Fairfield Lake State Park closes as state considers eminent domain

The property’s new owner plans to build an upscale housing development.

By Michael MarksJune 7, 2023 1:22 pm, ,

Fairfield Lake State Park closed to the public on Monday night – perhaps for good. 

The park is about 90 miles east of Dallas, with a 2,200-acre lake and trails for hiking and biking. For years, the Texas Parks and Wildlife Department leased the parkland from Vistra Corp., an energy company. But Vistra sold the land to a Dallas real estate developer called Todd Interests, which has no plans to keep the park open to the public.

Since that announcement was made in February, Texas parks officials and the state Legislature have tried to figure out how to keep the property. Lana Ferguson, a breaking news reporter for the Dallas Morning News, spoke to the Texas Standard about TPWD’s attempts to keep the property.

This transcript has been edited lightly for clarity:

Texas Standard: Let’s talk about what the state’s done so far to try to keep control of Fairfield Lake State Park. Were they in negotiations to try to buy it outright or something, or what were you hearing?

Lana Ferguson: Yeah, absolutely. So the state, especially recently, has been really trying to make some last-chance efforts to get this parkland back. And we learned yesterday that there was [an] offer made from state officials to Todd Interests for $25 million to kind of buy out Todd Interests’ contract with Vistra.

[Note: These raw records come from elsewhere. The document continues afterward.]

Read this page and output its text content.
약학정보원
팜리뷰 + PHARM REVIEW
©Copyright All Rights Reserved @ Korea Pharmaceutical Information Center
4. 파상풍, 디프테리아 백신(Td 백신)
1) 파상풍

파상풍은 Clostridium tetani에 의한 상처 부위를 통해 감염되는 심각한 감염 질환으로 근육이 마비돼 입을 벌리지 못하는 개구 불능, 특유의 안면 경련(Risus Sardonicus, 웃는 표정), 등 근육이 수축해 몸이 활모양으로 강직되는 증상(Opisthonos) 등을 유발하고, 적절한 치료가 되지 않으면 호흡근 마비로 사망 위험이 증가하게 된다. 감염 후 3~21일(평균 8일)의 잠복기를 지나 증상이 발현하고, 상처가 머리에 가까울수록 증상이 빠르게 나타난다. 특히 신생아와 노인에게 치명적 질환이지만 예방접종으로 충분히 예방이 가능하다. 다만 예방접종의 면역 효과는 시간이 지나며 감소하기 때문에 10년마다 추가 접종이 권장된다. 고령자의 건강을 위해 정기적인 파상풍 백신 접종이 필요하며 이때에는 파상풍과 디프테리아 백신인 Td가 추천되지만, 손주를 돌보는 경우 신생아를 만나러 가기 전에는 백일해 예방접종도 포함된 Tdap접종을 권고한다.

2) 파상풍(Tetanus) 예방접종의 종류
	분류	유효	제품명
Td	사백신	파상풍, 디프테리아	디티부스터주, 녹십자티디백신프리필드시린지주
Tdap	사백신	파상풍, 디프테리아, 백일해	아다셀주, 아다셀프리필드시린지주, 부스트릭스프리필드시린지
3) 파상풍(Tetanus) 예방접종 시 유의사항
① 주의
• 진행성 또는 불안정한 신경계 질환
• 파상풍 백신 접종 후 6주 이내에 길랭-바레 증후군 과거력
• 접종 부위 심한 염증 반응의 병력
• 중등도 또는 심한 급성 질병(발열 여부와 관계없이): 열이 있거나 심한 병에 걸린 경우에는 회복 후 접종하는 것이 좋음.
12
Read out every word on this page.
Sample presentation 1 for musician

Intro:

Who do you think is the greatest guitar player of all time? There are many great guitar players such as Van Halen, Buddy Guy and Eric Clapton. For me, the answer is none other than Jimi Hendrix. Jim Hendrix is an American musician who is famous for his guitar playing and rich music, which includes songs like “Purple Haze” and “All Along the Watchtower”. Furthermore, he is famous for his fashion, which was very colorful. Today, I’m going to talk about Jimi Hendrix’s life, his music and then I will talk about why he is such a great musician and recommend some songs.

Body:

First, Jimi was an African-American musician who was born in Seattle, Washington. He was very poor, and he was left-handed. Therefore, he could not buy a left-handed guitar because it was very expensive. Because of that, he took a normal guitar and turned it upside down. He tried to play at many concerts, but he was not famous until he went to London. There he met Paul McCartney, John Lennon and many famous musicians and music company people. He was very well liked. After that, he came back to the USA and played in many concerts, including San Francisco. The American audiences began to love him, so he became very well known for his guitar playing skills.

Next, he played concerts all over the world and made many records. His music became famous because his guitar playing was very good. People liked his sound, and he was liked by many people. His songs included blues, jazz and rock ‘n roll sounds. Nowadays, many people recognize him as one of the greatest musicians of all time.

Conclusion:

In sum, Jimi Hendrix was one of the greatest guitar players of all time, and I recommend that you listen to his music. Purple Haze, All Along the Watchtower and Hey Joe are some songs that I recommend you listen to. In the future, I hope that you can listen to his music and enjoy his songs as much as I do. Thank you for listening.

Apparently, Todd Interests responded in good faith – that’s what they’ve told me. But they said that they never heard back from the state parks folks, so they decided to move forward with their contract.

And then again after that, on June 1st, the day that Todd Interests closed on their contract, state parks made one last effort and reached out to Vistra and offered them $95 million for the land to buy the contract. Obviously, that deal didn’t go through, since Todd Interests now outright owns the land.

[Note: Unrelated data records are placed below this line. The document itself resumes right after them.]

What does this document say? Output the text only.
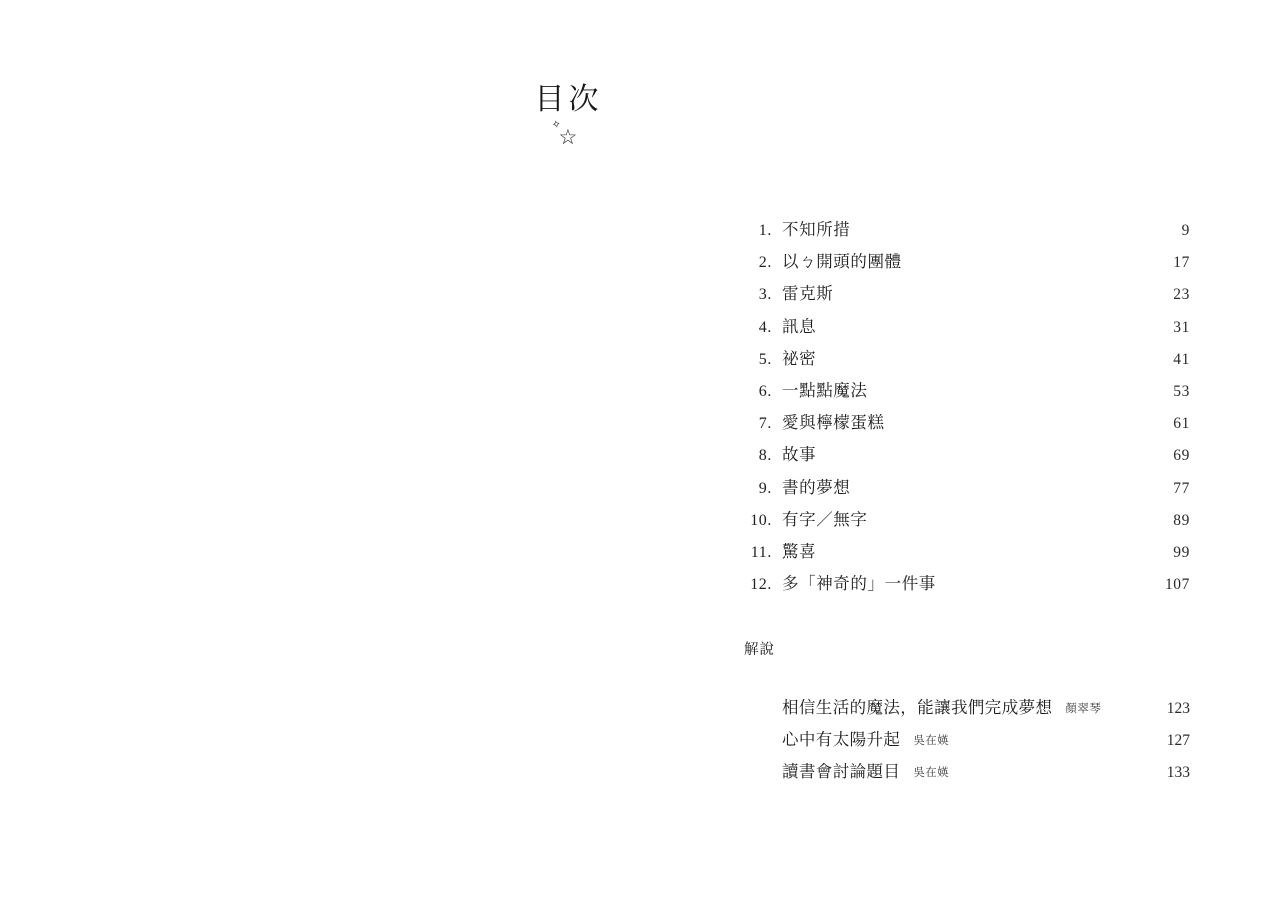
目次
✧
☆
1. 不知所措	9
2. 以ㄅ開頭的團體	17
3. 雷克斯	23
4. 訊息	31
5. 祕密	41
6. 一點點魔法	53
7. 愛與檸檬蛋糕	61
8. 故事	69
9. 書的夢想	77
10. 有字／無字	89
11. 驚喜	99
12. 多「神奇的」一件事	107
解說
相信生活的魔法，能讓我們完成夢想 顏翠琴	123
心中有太陽升起 吳在媖	127
讀書會討論題目 吳在媖	133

Wow. Okay, so what does Todd Interests plan to do with the parkland? 

So they’ve actually just already released these big plans to make a luxury neighborhood, an exclusive gated community, that’s going to have multimillion dollar homes around the lake, a golf course, a country club. They’re not planning to have the state park stay in operation. It’d be pretty exclusive area.

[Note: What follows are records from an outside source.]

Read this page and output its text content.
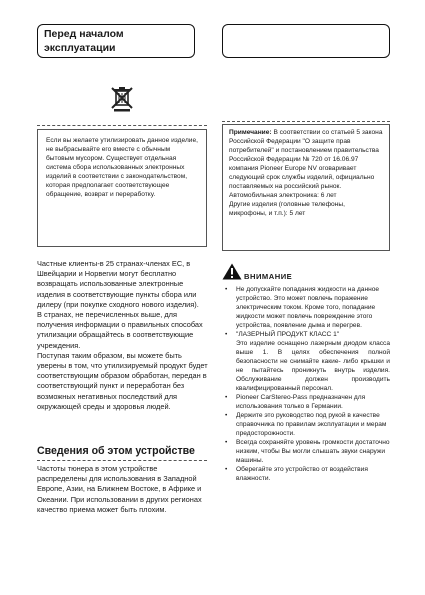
Перед началом эксплуатации

Если вы желаете утилизировать данное изделие, не выбрасывайте его вместе с обычным бытовым мусором. Существует отдельная система сбора использованных электронных изделий в соответствии с законодательством, которая предполагает соответствующее обращение, возврат и переработку.

Частные клиенты-в 25 странах-членах ЕС, в Швейцарии и Норвегии могут бесплатно возвращать использованные электронные изделия в соответствующие пункты сбора или дилеру (при покупке сходного нового изделия).

В странах, не перечисленных выше, для получения информации о правильных способах утилизации обращайтесь в соответствующие учреждения.

Поступая таким образом, вы можете быть уверены в том, что утилизируемый продукт будет соответствующим образом обработан, передан в соответствующий пункт и переработан без возможных негативных последствий для окружающей среды и здоровья людей.

Сведения об этом устройстве
Частоты тюнера в этом устройстве распределены для использования в Западной Европе, Азии, на Ближнем Востоке, в Африке и Океании. При использовании в других регионах качество приема может быть плохим.

Примечание: В соответствии со статьей 5 закона Российской Федерации "О защите прав потребителей" и постановлением правительства Российской Федерации № 720 от 16.06.97 компания Pioneer Europe NV оговаривает следующий срок службы изделий, официально поставляемых на российский рынок.

Автомобильная электроника: 6 лет

Другие изделия (головные телефоны, микрофоны, и т.п.): 5 лет

ВНИМАНИЕ

• Не допускайте попадания жидкости на данное устройство. Это может повлечь поражение электрическим током. Кроме того, попадание жидкости может повлечь повреждение этого устройства, появление дыма и перегрев.

• "ЛАЗЕРНЫЙ ПРОДУКТ КЛАСС 1"

Это изделие оснащено лазерным диодом класса выше 1. В целях обеспечения полной безопасности не снимайте какие- либо крышки и не пытайтесь проникнуть внутрь изделия. Обслуживание должен производить квалифицированный персонал.

• Pioneer CarStereo-Pass предназначен для использования только в Германии.

• Держите это руководство под рукой в качестве справочника по правилам эксплуатации и мерам предосторожности.

• Всегда сохраняйте уровень громкости достаточно низким, чтобы Вы могли слышать звуки снаружи машины.

• Оберегайте это устройство от воздействия влажности.
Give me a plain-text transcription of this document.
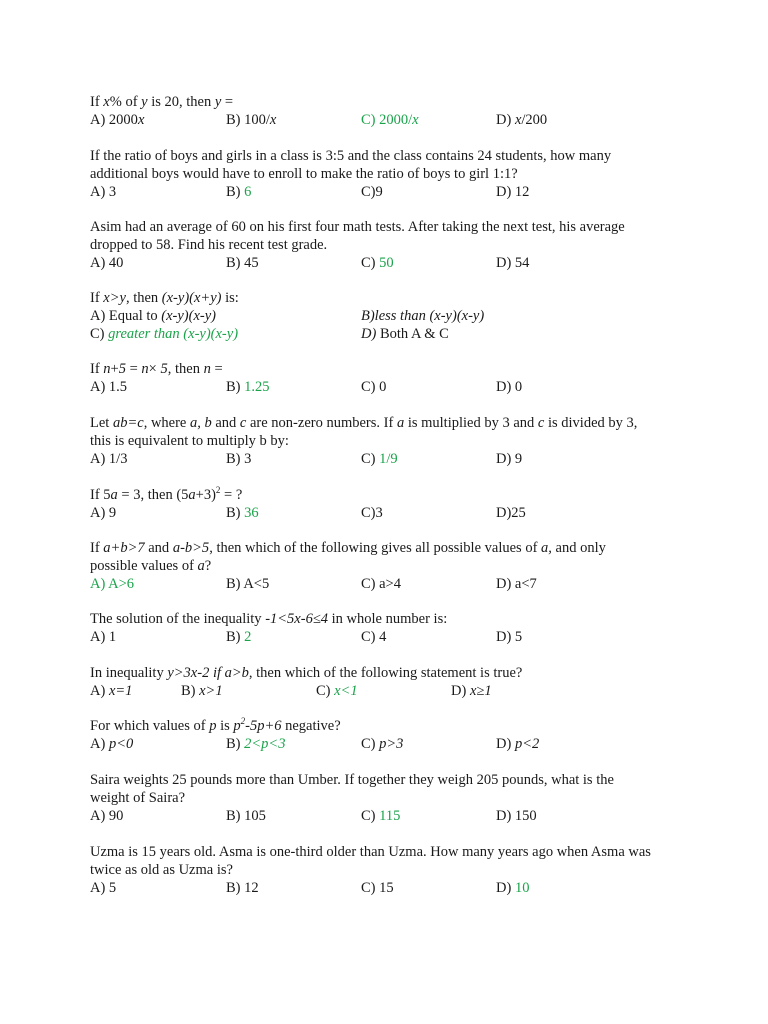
If x% of y is 20, then y =
A) 2000x	B) 100/x	C) 2000/x	D) x/200
If the ratio of boys and girls in a class is 3:5 and the class contains 24 students, how many
additional boys would have to enroll to make the ratio of boys to girl 1:1?
A) 3	B) 6	C)9	D) 12
Asim had an average of 60 on his first four math tests. After taking the next test, his average
dropped to 58. Find his recent test grade.
A) 40	B) 45	C) 50	D) 54
If x>y, then (x-y)(x+y) is:
A) Equal to (x-y)(x-y)	B)less than (x-y)(x-y)
C) greater than (x-y)(x-y)	D) Both A & C
If n+5 = n× 5, then n =
A) 1.5	B) 1.25	C) 0	D) 0
Let ab=c, where a, b and c are non-zero numbers. If a is multiplied by 3 and c is divided by 3,
this is equivalent to multiply b by:
A) 1/3	B) 3	C) 1/9	D) 9
If 5a = 3, then $(5a+3)^2$ = ?
A) 9	B) 36	C)3	D)25
If a+b>7 and a-b>5, then which of the following gives all possible values of a, and only
possible values of a?
A) A>6	B) A<5	C) a>4	D) a<7
The solution of the inequality -1<5x-6≤4 in whole number is:
A) 1	B) 2	C) 4	D) 5
In inequality y>3x-2 if a>b, then which of the following statement is true?
A) x=1	B) x>1	C) x<1	D) x≥1
For which values of p is $p^2-5p+6$ negative?
A) p<0	B) 2<p<3	C) p>3	D) p<2
Saira weights 25 pounds more than Umber. If together they weigh 205 pounds, what is the
weight of Saira?
A) 90	B) 105	C) 115	D) 150
Uzma is 15 years old. Asma is one-third older than Uzma. How many years ago when Asma was
twice as old as Uzma is?
A) 5	B) 12	C) 15	D) 10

I want to go back to what Todd Interests was saying about their negotiations with the state. Do I understand you correctly to say that Todd Interests came back with an offer, and it was less than what Texas Parks and Wildlife ultimately offered for this land – but that they didn’t hear back from Parks and Wildlife? Did I understand that correctly? 

That’s how I understand it as well. Of course, there’s two sides to the story, but what we’ve been told is that the parks reached out to Todd Interests, said, we’ll give you $25 million for the contract for the land. And Todd Interests has told me that they responded relatively quickly and in good faith, but didn’t hear back from the parks. And so after they heard the parks commissioners had a meeting and voted to allow the executive director to take all means necessary to buy the land, Todd Interests just said, okay, well, we’re moving on with our end and our plans since we didn’t hear back from you.

What is Parks and Wildlife saying about that? 

They have remained pretty tight-lipped besides what they’ve been releasing to the public. Of course, parks is saying, “we’re doing everything we can to save this park.” And that’s what they’ve been saying over and over again. So, I mean, recently was when they revealed that they made that $25 million offer, and they said it just didn’t work out.

So I understand the Parks and Wildlife board is going to be meeting on Saturday to talk about possibly regaining control of the parkland somehow, some way. Could they use eminent domain to retake the land, or is that an option? Or what options are available?

So that seems like they’re talking about condemning the land, which would be a step towards eminent domain, which is where the government can take that private land and use it for public use.